Another Taft loquat was ‘Champagne’, considered to be his best introduction. This produces a larger tree and fruit; also in the Japanese group, it was introduced in 1908. The fruit color is variable, often a deep yellow skin marked by a gray bloom, with flavorful white, slightly astringent flesh. ‘Champagne’ has remained popular and is readily available today.

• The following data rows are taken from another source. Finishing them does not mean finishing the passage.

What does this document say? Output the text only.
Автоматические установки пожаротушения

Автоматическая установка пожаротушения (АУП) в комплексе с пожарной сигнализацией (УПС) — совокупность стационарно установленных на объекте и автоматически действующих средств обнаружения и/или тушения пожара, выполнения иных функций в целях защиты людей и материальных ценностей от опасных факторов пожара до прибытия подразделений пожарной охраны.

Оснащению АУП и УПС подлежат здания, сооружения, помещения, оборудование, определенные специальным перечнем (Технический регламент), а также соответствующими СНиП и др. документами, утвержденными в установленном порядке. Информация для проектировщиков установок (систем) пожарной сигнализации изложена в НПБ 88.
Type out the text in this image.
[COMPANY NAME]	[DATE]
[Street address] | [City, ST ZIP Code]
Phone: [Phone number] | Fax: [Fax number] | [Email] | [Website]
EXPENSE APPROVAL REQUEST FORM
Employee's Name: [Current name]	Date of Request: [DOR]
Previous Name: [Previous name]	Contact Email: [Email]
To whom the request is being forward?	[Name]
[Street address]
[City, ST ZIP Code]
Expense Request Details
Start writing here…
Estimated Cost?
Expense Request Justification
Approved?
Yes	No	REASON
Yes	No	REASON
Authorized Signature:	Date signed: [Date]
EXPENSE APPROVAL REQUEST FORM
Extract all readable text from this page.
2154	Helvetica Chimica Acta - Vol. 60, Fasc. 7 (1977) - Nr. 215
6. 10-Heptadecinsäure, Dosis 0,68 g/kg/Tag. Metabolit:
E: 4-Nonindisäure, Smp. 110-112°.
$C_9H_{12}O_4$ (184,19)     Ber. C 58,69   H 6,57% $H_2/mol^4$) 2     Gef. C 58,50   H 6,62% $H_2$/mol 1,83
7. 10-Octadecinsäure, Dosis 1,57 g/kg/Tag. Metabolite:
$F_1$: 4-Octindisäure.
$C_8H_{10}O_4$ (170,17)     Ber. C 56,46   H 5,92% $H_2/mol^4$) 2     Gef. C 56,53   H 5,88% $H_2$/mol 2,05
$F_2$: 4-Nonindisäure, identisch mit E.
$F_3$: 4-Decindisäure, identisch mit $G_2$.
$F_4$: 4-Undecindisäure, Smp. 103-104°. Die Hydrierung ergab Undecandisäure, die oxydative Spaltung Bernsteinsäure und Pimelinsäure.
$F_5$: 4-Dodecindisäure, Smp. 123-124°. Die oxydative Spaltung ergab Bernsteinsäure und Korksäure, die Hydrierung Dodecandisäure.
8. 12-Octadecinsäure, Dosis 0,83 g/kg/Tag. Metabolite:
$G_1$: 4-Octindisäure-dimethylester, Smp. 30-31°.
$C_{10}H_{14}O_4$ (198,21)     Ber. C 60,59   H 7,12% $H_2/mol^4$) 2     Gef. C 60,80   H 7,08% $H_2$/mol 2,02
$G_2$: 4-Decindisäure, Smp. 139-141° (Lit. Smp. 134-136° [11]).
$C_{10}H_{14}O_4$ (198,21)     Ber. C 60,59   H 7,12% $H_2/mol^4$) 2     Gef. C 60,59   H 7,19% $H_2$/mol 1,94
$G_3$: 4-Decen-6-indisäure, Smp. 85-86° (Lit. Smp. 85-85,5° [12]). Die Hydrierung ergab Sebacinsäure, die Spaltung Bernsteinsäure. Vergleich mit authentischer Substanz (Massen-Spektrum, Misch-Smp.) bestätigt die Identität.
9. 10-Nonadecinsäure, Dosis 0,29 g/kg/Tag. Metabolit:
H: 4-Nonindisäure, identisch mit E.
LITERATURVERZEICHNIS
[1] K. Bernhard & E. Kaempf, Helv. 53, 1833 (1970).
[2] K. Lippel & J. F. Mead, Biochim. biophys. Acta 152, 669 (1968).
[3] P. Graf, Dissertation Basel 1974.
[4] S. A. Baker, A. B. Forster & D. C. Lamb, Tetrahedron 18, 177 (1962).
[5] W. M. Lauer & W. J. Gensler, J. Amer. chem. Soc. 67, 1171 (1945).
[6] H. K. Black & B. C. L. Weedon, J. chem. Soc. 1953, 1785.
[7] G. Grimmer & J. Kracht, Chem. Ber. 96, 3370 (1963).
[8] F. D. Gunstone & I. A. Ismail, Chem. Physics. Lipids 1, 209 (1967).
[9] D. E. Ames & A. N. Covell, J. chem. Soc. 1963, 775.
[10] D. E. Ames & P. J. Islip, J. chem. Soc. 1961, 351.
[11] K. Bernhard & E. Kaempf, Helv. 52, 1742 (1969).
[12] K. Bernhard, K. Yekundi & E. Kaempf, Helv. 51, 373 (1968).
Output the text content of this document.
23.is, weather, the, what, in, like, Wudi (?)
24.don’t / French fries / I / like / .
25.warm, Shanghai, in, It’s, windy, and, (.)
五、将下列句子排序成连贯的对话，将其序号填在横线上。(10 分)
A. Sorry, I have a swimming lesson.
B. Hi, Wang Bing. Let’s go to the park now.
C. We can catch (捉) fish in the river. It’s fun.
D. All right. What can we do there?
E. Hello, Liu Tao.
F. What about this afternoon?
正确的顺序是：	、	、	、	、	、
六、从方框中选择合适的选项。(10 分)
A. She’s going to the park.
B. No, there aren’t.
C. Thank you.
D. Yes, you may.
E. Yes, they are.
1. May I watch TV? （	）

‘Thales’ is the only loquat representing the Chinese group at the Rancho, but its name is somewhat controversial. HH Berger had nurseries in Northern California and Japan; he had introduced the first named cultivar ‘Giant’. A Mr Thales purchased a loquat from Berger, and his son marketed it as ‘Thales’ by the 1880s. However, the names ‘Placentia Giant’ and ‘Gold Nugget’ have also been applied to this loquat. In 1920, Wilson Popenoe, an agricultural explorer for the government and one of Ralph Cornell’s best friends, pointed out that the cultivar ‘Tanaka’ from Japan was so close in description that it could be the same as ‘Thales’. Despite the confusion, this cultivar produces a juicier, oblong fruit with an apricot flavor and has fewer fruits to a cluster. It is self-fertile and a preferred pollinator to the other two loquats at the Rancho. For the Bixby orchard, Cornell called out ‘Thales’; today, nurseries call it ‘Gold Nugget’, and it is readily available.
The fruit and leaf of the loquat, and syrups derived from it, have long been used in folk medicine in Japan for both internal and external treatments. The fruit is rich in hydrocyanic glycosides, which some believe to have anticancer properties. Loquats are a delightful fruit for eating fresh off the tree or for canning, and may someday prove to be important in the pharmaceutical industry.